Hotshots II isn't bad. It's actually good. But it's harmless, disposable, fun on one day, boring on the next. Gone is the experimentation, gone are the diamonds in the rough. It's an album entirely made up of "Dry the Rain"-style plodders, all mid-tempo, and while yeah, their drowsy folk was their best stuff, it was only so great because it was in the context of all the rest. It sounded cool because it was a coming-together out of the unfocused landscape.

Hotshots II opens with "Squares" - the lead singer's ubiquitous multi-tracked vocals over a silly drum loop. Eventually a string sample and some synths mosey on in, but the song remains simple, driving to sing-along chorus and absolutely zero emotional effect. Not that we listened to the Beta Band for emotional effect, but now all that kooky experimentation has been replaced with eleven actual songs, so I hoped that maybe, well... sigh.

"Al Sharp" demonstrates the reasons why a flawed Beta Band album is still better than most of the dreck on the shelves, digging an angelic "serene moment in the sky" out of a plodding non-melody. This works again on "Gone", but in "Dragon" and "Broke" it simply sounds forced. "C'mon dudes, let's push this into a fun chorus!"

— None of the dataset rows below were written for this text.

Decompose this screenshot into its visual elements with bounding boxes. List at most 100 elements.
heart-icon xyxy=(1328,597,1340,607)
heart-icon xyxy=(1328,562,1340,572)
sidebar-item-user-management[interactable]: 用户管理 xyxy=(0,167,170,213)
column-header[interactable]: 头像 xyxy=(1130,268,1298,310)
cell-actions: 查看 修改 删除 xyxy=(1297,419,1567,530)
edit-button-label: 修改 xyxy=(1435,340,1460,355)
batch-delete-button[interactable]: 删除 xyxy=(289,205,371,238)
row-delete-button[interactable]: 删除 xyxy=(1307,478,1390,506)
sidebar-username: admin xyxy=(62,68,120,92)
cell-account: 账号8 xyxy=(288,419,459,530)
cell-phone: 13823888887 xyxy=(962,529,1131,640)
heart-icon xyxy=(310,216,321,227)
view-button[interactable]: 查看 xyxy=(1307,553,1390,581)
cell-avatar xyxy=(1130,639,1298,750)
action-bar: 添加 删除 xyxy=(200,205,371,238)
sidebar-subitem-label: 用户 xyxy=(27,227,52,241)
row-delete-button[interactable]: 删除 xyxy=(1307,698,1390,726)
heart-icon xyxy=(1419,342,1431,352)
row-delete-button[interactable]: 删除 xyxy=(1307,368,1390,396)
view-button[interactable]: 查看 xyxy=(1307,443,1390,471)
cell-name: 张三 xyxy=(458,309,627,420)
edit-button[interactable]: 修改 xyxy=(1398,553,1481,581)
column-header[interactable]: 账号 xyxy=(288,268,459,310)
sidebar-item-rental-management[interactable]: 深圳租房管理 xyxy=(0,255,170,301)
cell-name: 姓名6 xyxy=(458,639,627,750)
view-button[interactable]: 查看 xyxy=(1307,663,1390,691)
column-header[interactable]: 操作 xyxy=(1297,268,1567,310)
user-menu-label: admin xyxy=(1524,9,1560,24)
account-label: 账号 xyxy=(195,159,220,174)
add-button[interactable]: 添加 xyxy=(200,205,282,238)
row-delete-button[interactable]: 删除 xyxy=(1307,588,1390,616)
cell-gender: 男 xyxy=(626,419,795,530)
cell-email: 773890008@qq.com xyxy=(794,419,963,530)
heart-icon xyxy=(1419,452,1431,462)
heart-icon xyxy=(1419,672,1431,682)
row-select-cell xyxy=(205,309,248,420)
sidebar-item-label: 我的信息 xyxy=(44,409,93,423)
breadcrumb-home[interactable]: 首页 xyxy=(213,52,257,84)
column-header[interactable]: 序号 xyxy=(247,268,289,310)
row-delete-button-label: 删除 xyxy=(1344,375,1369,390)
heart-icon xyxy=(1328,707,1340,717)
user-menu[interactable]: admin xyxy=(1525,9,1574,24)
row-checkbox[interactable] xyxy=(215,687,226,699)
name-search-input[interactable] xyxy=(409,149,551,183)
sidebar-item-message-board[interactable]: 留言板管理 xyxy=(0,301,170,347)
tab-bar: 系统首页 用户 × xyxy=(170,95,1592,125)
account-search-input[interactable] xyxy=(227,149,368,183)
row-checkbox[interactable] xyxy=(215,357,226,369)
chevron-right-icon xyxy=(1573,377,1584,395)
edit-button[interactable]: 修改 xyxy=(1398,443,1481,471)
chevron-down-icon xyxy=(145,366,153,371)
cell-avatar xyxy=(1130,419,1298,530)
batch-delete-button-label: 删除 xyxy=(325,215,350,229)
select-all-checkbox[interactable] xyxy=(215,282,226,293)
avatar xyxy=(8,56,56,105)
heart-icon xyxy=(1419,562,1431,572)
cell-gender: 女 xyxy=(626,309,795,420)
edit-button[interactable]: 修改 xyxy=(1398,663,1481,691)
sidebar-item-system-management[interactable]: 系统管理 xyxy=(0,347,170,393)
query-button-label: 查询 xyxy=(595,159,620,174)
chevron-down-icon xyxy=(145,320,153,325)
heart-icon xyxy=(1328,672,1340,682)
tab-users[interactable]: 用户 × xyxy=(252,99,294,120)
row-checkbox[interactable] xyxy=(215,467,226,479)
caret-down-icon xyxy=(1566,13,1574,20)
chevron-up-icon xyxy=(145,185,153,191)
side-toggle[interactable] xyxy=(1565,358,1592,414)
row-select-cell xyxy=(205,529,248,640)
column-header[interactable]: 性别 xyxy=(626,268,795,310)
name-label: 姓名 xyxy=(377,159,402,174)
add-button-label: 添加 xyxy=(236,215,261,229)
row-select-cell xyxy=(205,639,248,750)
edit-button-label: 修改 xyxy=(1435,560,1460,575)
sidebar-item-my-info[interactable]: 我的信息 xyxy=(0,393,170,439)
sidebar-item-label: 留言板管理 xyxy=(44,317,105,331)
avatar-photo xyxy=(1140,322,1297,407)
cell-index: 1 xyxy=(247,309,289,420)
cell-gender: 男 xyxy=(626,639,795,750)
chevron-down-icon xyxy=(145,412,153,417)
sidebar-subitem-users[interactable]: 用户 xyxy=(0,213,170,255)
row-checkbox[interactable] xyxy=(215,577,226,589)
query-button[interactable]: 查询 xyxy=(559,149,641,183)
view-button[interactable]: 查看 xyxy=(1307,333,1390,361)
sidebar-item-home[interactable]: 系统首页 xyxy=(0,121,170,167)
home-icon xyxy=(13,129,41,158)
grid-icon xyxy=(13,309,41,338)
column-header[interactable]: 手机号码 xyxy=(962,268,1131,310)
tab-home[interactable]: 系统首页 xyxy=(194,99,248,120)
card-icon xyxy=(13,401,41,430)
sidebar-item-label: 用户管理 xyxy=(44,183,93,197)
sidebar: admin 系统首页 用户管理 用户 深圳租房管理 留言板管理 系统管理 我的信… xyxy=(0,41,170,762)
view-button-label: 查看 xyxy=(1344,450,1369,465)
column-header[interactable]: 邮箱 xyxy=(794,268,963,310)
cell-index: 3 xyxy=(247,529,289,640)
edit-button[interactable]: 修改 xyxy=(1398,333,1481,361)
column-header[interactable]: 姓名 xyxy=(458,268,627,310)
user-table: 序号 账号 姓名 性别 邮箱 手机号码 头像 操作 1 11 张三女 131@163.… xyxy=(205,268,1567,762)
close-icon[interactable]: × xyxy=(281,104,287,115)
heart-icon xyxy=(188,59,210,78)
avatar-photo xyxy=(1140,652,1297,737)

Final (official) track, "Eclipse", is a high-point, more than anything
because it traverses a broad sonic territory, from a silly, makes-me-laugh-out-loud ditty to an anthemic, drum-laden climax ("We all sing together when the cuckoo calls!") to a finger-snapping resolution, and into some piano whispering and an absurd lyrical wrap-up. It's fun, and it's strange, and it's unconventional.

What about the rest of the tracks that I haven't mentioned? Well, see above, read, repeat. Hotshots II is an album full of sameness - the Beta Band's decided on a formula and it's sticking to it. Which blows.

Of course there's a bonus track. "Won" is supagroovycool for the simple reason that it uses a sample from Three Dog Night's famous "One", a song recently (and deliciously) covered by Aimee Mann on the Magnolia soundtrack. The sliding seventies strings of the original number are twisted in with some pretty decent rap, and it's interesting to hear the hard-edge hip hop so closely after the end of a sleepy psychofolk album. What's best about the song is just how unexpected it is - heavily sampled black rap? Where the heck did that come from? But as a bass-line rises to the fore with piano and a guitar thrash, familiar Beta Band elements seep in. It's a mystery track as mystery tracks should be -- different.

On Hotshots II, the Beta Band overcomes a positively shitty title to produce eleven distracting hazy-day tunes. Unfortunately, most everything sounds the same, and the true talent of the band only shines through in those moments of exploration. A satisfying formula, but a formula nontheless.

The Beta Band will be opening for Radiohead across all of their 2001 North-American tour.

YLTIYL: King Biscuit Time, Super Furry Animals, Cornelius, Optiganally Yours.